Pandit Amarnathji, the first son of his father, Shri Shiv Dayal Chawla, and grandson of Lala Devi Dayal, was born in the year 1924 in Jhang, a small town close to Lahore, before the Partition of India and Pakistan. Panditji was proud of Jhang, famous for its makbarah or mazar of the Sufi saint Heer, which was a stone’s throw from the backlanes of their home.
He was a child prodigy. His mother used to sing folk songs, playing the dholak, and was specially sought after in those parts during weddings and other rituals, like the birth of children. She died when he was 4 years old, and this turned him into a loner…he would get up at the crack of dawn to listen to the Sufi fakirs who walked the streets of his home during prabhat pheri. Looking out of the little window of his room, he would be fascinated by their cries of ‘Alakh Niranjan!’ that rent the air and echoed a world between life and the after-life.

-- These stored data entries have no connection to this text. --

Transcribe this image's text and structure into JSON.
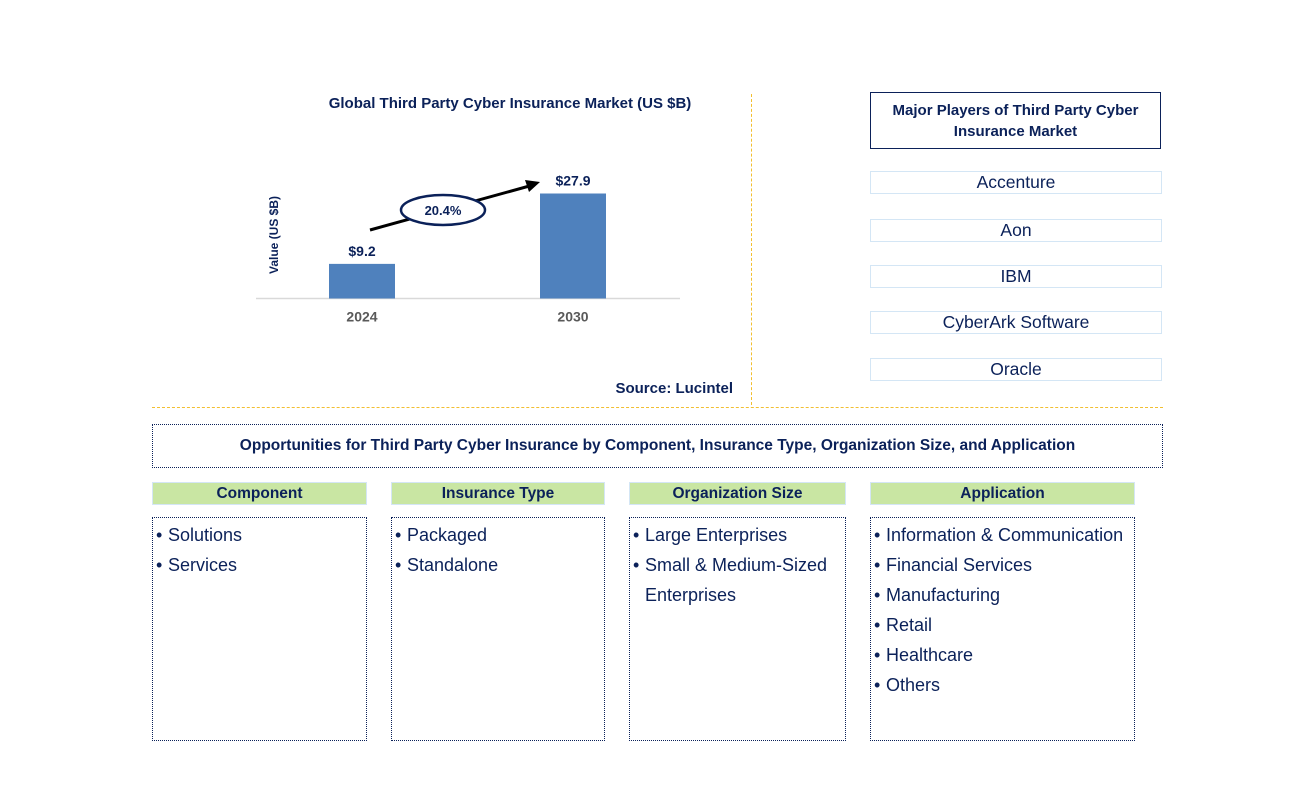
{
  "chart_data": {
    "type": "bar",
    "title": "Global Third Party Cyber Insurance Market (US $B)",
    "xlabel": "",
    "ylabel": "Value (US $B)",
    "categories": [
      "2024",
      "2030"
    ],
    "values": [
      9.2,
      27.9
    ],
    "data_labels": [
      "$9.2",
      "$27.9"
    ],
    "ylim": [
      0,
      30
    ],
    "grid": false,
    "bar_color": "#4f81bd",
    "annotation": {
      "type": "cagr-arrow",
      "label": "20.4%",
      "from": "2024",
      "to": "2030"
    },
    "source": "Source: Lucintel"
  },
  "players": {
    "title": "Major Players of Third Party Cyber Insurance Market",
    "items": [
      "Accenture",
      "Aon",
      "IBM",
      "CyberArk Software",
      "Oracle"
    ]
  },
  "opportunities": {
    "title": "Opportunities for Third Party Cyber Insurance by Component, Insurance Type, Organization Size, and Application",
    "categories": [
      {
        "header": "Component",
        "items": [
          "Solutions",
          "Services"
        ]
      },
      {
        "header": "Insurance Type",
        "items": [
          "Packaged",
          "Standalone"
        ]
      },
      {
        "header": "Organization Size",
        "items": [
          "Large Enterprises",
          "Small & Medium-Sized Enterprises"
        ]
      },
      {
        "header": "Application",
        "items": [
          "Information & Communication",
          "Financial Services",
          "Manufacturing",
          "Retail",
          "Healthcare",
          "Others"
        ]
      }
    ]
  },
  "colors": {
    "text": "#0b2159",
    "bar": "#4f81bd",
    "header_fill": "#c9e6a3",
    "divider": "#f2bf30"
  }
}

By the age of seven, he was much sought after for singing chaupais or verses from the Ramayan before satsang at the town’s holy temple, and in the same year that he began taking lessons from his first guru, Prof B. N. Dattaji at Lahore, in 1942, at the age of 18, he gave his first broadcast from the Lahore station of All India Radio, the youngest musician on the rolls of its galaxy of veterans.